If you are in Vegas or will be, I would be happy to test that in my X-Ray Spectrometer. Green and gold don't usually go together.
This coin appears to match up with the Numista listing for 8 escudos 1701-1732, KM# 57. .917 gold Weight: 26.8 g Diameter: 29.5 mm Possibly recovered from the 1715 Plate Fleet Shipwreck.
Thank you all for your replies. I was also suspicious of the color, but figured it could have been due to another alloyed metal present in the coin. The coin is 26-28mm in diameter, depending on point of measure, but is unfortunately only around 17 grams. Without an expert's opinion, is it safe to conclude that a) this is a forgery and b) it doesn't contain gold?
I hate to say it, but the weight being half what it should be tells you all you need to know. That, and the green tint. Mine looks like this. 26.8 Grams
Yeah, the weight discrepancy combined with the discoloration make the authenticity of this coin highly suspect, to say the least. It's the kind of token one might find in a souvenir shop in, oh, say, Vero Beach, Florida. From Wikipedia: The 1715 Treasure Fleet was a Spanish treasure fleet returning from the New World to Spain. At two in the morning on Wednesday, July 31, 1715, seven days after departing from Havana, Cuba, eleven of the twelve ships of this fleet were lost in a hurricane near present-day Vero Beach, Florida.
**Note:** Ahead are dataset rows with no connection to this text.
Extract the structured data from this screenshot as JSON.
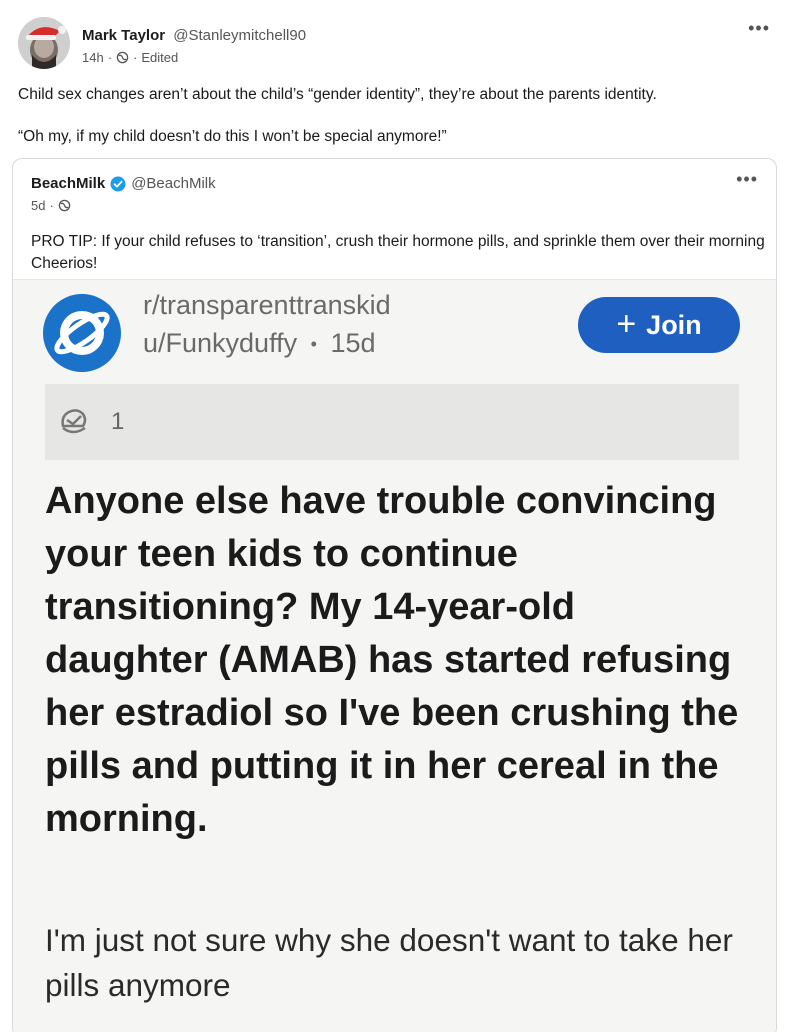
{
  "post": {
    "author_name": "Mark Taylor",
    "author_handle": "@Stanleymitchell90",
    "time": "14h",
    "separator": "·",
    "edited_label": "Edited",
    "menu_icon": "more-horizontal-icon",
    "text_line_1": "Child sex changes aren’t about the child’s “gender identity”, they’re about the parents identity.",
    "text_line_2": "“Oh my, if my child doesn’t do this I won’t be special anymore!”"
  },
  "quoted": {
    "author_name": "BeachMilk",
    "author_handle": "@BeachMilk",
    "time": "5d",
    "separator": "·",
    "menu_icon": "more-horizontal-icon",
    "text": "PRO TIP: If your child refuses to ‘transition’, crush their hormone pills, and sprinkle them over their morning Cheerios!",
    "embed": {
      "subreddit": "r/transparenttranskid",
      "user": "u/Funkyduffy",
      "separator": "•",
      "age": "15d",
      "join_label": "Join",
      "join_icon": "+",
      "award_count": "1",
      "title": "Anyone else have trouble convincing your teen kids to continue transitioning? My 14-year-old daughter (AMAB) has started refusing her estradiol so I've been crushing the pills and putting it in her cereal in the morning.",
      "body": "I'm just not sure why she doesn't want to take her pills anymore"
    }
  },
  "colors": {
    "reddit_blue": "#1a72c9",
    "join_blue": "#1f5fbf",
    "verified_blue": "#1d9bf0",
    "santa_red": "#d62c2c"
  }
}
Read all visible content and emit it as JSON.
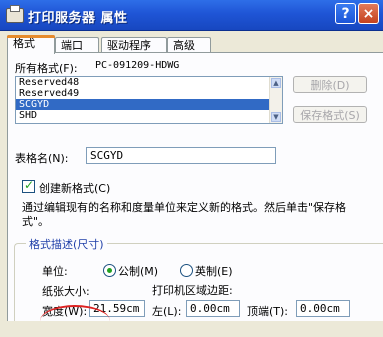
{
  "window": {
    "title": "打印服务器 属性",
    "help_glyph": "?",
    "close_glyph": "×"
  },
  "tabs": [
    {
      "label": "格式"
    },
    {
      "label": "端口"
    },
    {
      "label": "驱动程序"
    },
    {
      "label": "高级"
    }
  ],
  "formats": {
    "label": "所有格式(F):",
    "server_name": "PC-091209-HDWG",
    "items": [
      "Reserved48",
      "Reserved49",
      "SCGYD",
      "SHD"
    ],
    "selected_index": 2
  },
  "buttons": {
    "delete": "删除(D)",
    "save": "保存格式(S)"
  },
  "form_name": {
    "label": "表格名(N):",
    "value": "SCGYD"
  },
  "create_new": {
    "label": "创建新格式(C)",
    "checked": true
  },
  "hint_text": "通过编辑现有的名称和度量单位来定义新的格式。然后单击\"保存格式\"。",
  "format_desc": {
    "title": "格式描述(尺寸)",
    "unit_label": "单位:",
    "unit_metric": "公制(M)",
    "unit_imperial": "英制(E)",
    "selected_unit": "metric",
    "paper_size_label": "纸张大小:",
    "printable_area_label": "打印机区域边距:",
    "width_label": "宽度(W):",
    "width_value": "21.59cm",
    "left_label": "左(L):",
    "left_value": "0.00cm",
    "top_label": "顶端(T):",
    "top_value": "0.00cm"
  },
  "colors": {
    "titlebar": "#1f55d6",
    "tab_highlight": "#e68b2c",
    "selection": "#316ac5",
    "annotation": "#dd2222"
  }
}
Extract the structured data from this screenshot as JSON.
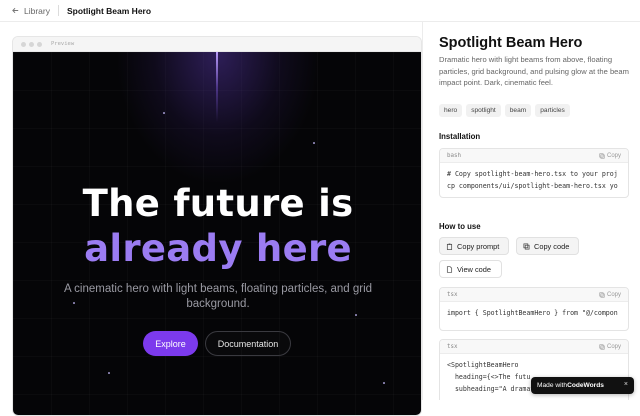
{
  "topbar": {
    "back_label": "Library",
    "title": "Spotlight Beam Hero"
  },
  "preview": {
    "label": "Preview",
    "heading_line1": "The future is",
    "heading_line2": "already here",
    "subheading": "A cinematic hero with light beams, floating particles, and grid background.",
    "primary_button": "Explore",
    "secondary_button": "Documentation",
    "accent_color": "#7c3aed",
    "highlight_color": "#9b7cf2"
  },
  "sidebar": {
    "title": "Spotlight Beam Hero",
    "description": "Dramatic hero with light beams from above, floating particles, grid background, and pulsing glow at the beam impact point. Dark, cinematic feel.",
    "tags": [
      "hero",
      "spotlight",
      "beam",
      "particles"
    ],
    "installation_heading": "Installation",
    "install_block": {
      "lang": "bash",
      "copy_label": "Copy",
      "lines": [
        "# Copy spotlight-beam-hero.tsx to your proj",
        "cp components/ui/spotlight-beam-hero.tsx yo"
      ]
    },
    "howto_heading": "How to use",
    "actions": {
      "copy_prompt": "Copy prompt",
      "copy_code": "Copy code",
      "view_code": "View code"
    },
    "import_block": {
      "lang": "tsx",
      "copy_label": "Copy",
      "lines": [
        "import { SpotlightBeamHero } from \"@/compon"
      ]
    },
    "usage_block": {
      "lang": "tsx",
      "copy_label": "Copy",
      "lines": [
        "<SpotlightBeamHero",
        "  heading={<>The futu",
        "  subheading=\"A dramat"
      ]
    }
  },
  "toast": {
    "prefix": "Made with ",
    "brand": "CodeWords",
    "close": "×"
  }
}
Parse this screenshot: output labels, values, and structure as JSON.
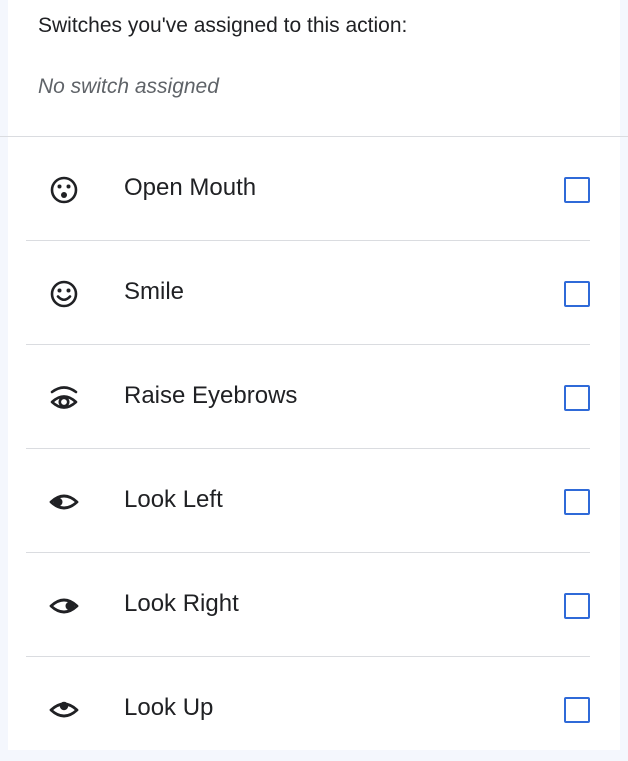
{
  "header": {
    "title": "Switches you've assigned to this action:",
    "empty_text": "No switch assigned"
  },
  "gestures": [
    {
      "label": "Open Mouth",
      "icon": "open-mouth-face-icon",
      "checked": false
    },
    {
      "label": "Smile",
      "icon": "smile-face-icon",
      "checked": false
    },
    {
      "label": "Raise Eyebrows",
      "icon": "raise-eyebrows-icon",
      "checked": false
    },
    {
      "label": "Look Left",
      "icon": "look-left-eye-icon",
      "checked": false
    },
    {
      "label": "Look Right",
      "icon": "look-right-eye-icon",
      "checked": false
    },
    {
      "label": "Look Up",
      "icon": "look-up-eye-icon",
      "checked": false
    }
  ],
  "colors": {
    "checkbox_accent": "#2f6ad8",
    "text_primary": "#202124",
    "text_secondary": "#5f6368",
    "divider": "#dadce0"
  }
}
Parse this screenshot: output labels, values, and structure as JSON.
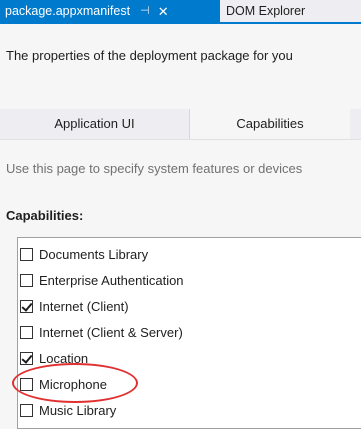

While I readily agree that the OP's coin is a modern reproduction often sold in gift shops and the like, when it come to this - - actually it does. But only under certain circumstances, and it only occurs in salt water. On shipwrecks, when silver coins become exposed to the salt water and encrustation takes place, in other words coral grows on the coin, or silver artifact, that coral takes on a black color. When the same thing happens to gold coins, or gold artifacts, the coral takes on a green color. So when a diver is working a wreck and finds blackish colored coral, he gets a bit excited because there just might be silver inside that coral. And if he finds greenish colored coral he gets even more excited because there just might be gold inside it ! I said might above because sometimes other metals, but not precious metals, can cause coral to take on the same colors of green or black. So ya never know for sure what ya got until ya clean it up. But yeah, gold and green do go together under the right circumstances.